List of SKUs that supports for Axure Machine Learning managed online endpoints https://docs.microsoft.com/azure/machine-learning/reference-managed-online-endpoints-vm-sku-list

In [None]:
deployment = ManagedOnlineDeployment(
    name="ner-deploy",
    endpoint_name=online_endpoint_name,
    model=registered_model.id,
    instance_type="Standard_DS4_v2",
    instance_count=1,
    liveness_probe=ProbeSettings(
        failure_threshold=30,
        success_threshold=1,
        timeout=2,
        period=10,
        initial_delay=2000,
    ),
    readiness_probe=ProbeSettings(
        failure_threshold=10,
        success_threshold=1,
        timeout=10,
        period=10,
        initial_delay=2000,
    ),
)
ml_client.online_deployments.begin_create_or_update(deployment).result()

In [None]:
# deployment to take 100% traffic
endpoint.traffic = {"ner-deploy": 100}
ml_client.begin_create_or_update(endpoint).result()

### get endpoint details

In [None]:
# Get the details for online endpoint
endpoint = ml_client.online_endpoints.get(name=online_endpoint_name)

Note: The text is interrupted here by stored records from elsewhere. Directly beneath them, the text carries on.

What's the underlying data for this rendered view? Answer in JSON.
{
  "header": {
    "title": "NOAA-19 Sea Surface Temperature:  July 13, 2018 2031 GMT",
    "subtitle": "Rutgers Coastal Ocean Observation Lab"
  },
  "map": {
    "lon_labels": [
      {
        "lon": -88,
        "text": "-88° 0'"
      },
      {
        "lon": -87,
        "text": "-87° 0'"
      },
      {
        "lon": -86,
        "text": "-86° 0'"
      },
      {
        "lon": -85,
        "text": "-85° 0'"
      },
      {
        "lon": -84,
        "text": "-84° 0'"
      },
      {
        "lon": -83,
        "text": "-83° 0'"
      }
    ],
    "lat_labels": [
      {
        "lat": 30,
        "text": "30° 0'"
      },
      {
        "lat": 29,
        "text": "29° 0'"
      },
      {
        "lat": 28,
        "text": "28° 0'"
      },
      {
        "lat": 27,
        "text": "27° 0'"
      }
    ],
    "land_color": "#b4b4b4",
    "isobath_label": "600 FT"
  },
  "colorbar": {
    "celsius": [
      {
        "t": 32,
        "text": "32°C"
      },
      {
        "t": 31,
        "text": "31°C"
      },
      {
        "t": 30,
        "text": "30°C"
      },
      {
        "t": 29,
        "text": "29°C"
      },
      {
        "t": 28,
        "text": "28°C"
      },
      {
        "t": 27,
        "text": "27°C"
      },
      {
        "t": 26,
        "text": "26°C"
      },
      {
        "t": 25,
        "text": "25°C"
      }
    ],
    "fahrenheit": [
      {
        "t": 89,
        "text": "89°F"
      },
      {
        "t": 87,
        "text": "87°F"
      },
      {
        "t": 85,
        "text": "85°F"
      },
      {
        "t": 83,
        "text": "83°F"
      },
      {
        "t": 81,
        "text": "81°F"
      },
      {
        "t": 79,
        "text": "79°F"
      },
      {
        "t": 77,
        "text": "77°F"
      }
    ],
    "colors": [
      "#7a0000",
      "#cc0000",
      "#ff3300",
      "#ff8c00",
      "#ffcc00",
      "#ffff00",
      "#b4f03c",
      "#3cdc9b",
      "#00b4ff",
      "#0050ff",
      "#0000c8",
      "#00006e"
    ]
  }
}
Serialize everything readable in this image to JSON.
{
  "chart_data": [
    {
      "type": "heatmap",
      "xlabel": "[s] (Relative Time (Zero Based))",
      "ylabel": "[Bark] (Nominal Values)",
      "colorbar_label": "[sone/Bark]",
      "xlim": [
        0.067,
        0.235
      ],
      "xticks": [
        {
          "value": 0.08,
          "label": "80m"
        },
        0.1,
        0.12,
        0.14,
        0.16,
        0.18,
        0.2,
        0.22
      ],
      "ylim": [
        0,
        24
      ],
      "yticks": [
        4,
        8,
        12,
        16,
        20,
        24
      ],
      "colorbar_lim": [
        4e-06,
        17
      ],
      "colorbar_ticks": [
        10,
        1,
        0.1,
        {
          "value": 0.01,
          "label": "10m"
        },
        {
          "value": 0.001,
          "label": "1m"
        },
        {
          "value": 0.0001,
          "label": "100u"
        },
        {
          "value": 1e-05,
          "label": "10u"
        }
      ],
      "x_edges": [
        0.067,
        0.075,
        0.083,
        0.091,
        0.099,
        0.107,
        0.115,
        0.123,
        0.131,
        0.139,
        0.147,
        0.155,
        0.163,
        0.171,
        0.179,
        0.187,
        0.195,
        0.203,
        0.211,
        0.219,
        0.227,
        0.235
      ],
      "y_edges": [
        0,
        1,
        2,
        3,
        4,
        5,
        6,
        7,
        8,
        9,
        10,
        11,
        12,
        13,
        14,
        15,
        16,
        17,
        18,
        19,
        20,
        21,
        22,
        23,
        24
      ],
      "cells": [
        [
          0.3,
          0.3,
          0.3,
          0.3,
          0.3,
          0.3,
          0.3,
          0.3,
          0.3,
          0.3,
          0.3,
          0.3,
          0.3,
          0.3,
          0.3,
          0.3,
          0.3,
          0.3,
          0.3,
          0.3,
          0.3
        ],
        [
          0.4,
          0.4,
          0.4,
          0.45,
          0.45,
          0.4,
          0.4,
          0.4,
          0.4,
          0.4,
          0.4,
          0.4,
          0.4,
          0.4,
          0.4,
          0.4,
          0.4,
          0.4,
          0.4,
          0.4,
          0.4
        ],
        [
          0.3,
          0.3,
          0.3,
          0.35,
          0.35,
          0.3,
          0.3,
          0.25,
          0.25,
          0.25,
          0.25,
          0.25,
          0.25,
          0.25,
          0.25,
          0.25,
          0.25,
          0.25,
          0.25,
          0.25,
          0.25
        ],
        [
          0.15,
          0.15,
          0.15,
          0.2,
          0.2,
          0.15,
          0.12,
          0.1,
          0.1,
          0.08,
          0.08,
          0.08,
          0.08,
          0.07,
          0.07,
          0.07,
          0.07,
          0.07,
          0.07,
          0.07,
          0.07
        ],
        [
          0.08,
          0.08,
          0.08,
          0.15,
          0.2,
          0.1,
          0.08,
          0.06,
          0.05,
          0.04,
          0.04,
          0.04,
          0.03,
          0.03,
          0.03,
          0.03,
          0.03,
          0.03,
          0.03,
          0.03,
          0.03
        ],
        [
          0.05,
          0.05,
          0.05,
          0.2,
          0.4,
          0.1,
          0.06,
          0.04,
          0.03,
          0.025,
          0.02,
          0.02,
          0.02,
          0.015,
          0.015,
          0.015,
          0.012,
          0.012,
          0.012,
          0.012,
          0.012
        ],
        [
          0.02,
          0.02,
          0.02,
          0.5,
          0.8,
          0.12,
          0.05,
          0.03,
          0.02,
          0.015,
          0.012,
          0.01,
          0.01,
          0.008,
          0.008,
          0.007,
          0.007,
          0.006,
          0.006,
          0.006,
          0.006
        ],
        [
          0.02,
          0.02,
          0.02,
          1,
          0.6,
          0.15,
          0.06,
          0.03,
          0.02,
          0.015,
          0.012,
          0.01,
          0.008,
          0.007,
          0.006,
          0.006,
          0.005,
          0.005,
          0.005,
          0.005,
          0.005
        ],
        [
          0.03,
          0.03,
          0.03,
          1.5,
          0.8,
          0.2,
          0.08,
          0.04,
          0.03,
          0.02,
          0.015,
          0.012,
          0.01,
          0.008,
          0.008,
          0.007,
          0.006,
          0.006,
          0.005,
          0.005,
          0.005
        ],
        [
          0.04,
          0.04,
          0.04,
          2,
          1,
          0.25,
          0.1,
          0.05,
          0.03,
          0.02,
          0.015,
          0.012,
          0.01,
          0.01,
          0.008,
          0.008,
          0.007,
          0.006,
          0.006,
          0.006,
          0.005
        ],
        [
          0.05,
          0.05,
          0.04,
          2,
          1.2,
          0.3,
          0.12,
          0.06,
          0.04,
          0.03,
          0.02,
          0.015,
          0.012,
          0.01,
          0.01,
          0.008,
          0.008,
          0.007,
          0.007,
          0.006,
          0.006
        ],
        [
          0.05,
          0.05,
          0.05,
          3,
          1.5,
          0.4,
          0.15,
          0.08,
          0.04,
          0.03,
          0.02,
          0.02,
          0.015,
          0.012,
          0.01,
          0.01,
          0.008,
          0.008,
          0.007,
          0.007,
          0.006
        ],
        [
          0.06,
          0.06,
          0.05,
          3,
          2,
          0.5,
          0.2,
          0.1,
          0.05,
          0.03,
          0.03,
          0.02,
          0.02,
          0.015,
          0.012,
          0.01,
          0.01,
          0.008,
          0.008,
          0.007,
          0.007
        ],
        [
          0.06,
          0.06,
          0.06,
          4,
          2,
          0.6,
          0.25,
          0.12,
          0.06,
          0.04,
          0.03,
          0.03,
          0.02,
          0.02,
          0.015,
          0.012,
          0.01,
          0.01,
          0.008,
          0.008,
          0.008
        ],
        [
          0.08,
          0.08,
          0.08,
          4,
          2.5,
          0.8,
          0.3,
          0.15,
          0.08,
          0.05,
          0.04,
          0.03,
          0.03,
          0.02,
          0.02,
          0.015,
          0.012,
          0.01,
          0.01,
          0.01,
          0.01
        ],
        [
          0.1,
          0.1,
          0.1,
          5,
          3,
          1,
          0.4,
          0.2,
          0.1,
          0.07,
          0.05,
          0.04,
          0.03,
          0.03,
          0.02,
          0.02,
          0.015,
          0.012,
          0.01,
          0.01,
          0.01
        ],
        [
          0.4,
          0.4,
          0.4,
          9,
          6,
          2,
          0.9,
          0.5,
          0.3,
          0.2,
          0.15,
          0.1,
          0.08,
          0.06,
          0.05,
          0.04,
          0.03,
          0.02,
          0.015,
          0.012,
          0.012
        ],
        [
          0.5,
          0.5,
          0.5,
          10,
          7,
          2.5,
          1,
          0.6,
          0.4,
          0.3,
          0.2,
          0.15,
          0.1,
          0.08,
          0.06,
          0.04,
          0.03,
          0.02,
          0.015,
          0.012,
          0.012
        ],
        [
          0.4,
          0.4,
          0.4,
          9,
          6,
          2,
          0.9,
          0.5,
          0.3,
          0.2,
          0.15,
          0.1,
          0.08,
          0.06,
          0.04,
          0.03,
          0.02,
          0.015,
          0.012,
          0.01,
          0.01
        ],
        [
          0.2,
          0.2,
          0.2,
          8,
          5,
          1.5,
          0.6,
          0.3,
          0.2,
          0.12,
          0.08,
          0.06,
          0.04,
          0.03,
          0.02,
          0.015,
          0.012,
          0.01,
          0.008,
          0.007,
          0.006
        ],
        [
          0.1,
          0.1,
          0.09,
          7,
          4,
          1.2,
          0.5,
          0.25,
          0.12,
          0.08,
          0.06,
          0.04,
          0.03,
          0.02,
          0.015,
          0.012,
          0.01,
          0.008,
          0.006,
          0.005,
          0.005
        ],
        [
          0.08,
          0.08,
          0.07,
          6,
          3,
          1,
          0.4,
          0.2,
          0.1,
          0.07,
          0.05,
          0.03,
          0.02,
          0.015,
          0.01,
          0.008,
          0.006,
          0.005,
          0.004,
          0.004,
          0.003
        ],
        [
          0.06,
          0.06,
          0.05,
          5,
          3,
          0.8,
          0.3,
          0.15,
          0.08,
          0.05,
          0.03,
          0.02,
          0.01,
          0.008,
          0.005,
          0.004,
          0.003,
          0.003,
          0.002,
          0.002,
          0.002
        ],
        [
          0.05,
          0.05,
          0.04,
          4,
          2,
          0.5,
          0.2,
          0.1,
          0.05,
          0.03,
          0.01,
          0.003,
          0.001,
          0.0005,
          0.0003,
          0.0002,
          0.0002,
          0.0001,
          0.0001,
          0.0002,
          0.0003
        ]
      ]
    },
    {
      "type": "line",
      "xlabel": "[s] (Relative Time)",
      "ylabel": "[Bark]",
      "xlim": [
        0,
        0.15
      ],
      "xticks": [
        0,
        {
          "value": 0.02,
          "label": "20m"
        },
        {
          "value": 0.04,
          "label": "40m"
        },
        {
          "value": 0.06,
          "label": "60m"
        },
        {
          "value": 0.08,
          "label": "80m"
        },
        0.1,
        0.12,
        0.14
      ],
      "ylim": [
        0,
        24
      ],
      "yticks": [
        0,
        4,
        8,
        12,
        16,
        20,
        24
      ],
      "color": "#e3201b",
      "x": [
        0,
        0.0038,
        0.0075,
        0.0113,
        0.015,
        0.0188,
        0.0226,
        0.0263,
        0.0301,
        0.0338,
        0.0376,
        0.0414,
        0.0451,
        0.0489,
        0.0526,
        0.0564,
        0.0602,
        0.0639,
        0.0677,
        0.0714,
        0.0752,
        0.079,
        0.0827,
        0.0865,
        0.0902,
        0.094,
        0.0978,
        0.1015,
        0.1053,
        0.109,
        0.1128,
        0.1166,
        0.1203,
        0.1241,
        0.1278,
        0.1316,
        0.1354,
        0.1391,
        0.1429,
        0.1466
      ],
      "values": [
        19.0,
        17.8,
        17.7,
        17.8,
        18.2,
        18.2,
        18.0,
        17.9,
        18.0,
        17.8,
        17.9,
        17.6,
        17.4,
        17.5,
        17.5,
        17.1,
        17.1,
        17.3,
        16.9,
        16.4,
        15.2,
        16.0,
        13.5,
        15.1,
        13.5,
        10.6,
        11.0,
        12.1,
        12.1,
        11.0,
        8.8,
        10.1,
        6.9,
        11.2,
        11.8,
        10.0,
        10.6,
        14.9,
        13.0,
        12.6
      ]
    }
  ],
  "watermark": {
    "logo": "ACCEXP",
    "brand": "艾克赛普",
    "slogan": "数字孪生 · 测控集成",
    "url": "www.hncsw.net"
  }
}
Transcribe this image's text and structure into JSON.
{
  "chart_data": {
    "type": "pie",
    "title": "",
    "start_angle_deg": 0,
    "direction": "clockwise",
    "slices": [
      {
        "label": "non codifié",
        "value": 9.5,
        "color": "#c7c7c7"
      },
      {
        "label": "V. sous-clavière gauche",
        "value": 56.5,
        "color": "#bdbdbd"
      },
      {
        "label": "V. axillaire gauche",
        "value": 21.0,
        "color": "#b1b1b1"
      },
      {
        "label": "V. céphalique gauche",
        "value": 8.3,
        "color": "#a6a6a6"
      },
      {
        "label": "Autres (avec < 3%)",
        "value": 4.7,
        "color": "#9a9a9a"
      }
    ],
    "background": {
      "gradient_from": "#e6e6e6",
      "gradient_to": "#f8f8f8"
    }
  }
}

# existing traffic details
print(endpoint.traffic)

# Get the scoring URI
print(endpoint.scoring_uri)

## 4.3 Test Deployment

In [None]:
import json

request_json = {"input_data": ["None"]}
request_file_name = "sample_request_data.json"
with open(request_file_name, "w") as request_file:
    json.dump(request_json, request_file)

In [None]:
resp = ml_client.online_endpoints.invoke(
    endpoint_name=online_endpoint_name,
    deployment_name=deployment.name,
    request_file=request_file_name,
)
resp

### Delete Deployment

In [None]:
ml_client.online_endpoints.begin_delete(name=online_endpoint_name).wait()

# Next Steps
You can see further examples of other AutoML tasks such as Regression, Image-Object-Detection, Time-Series-Forcasting, etc.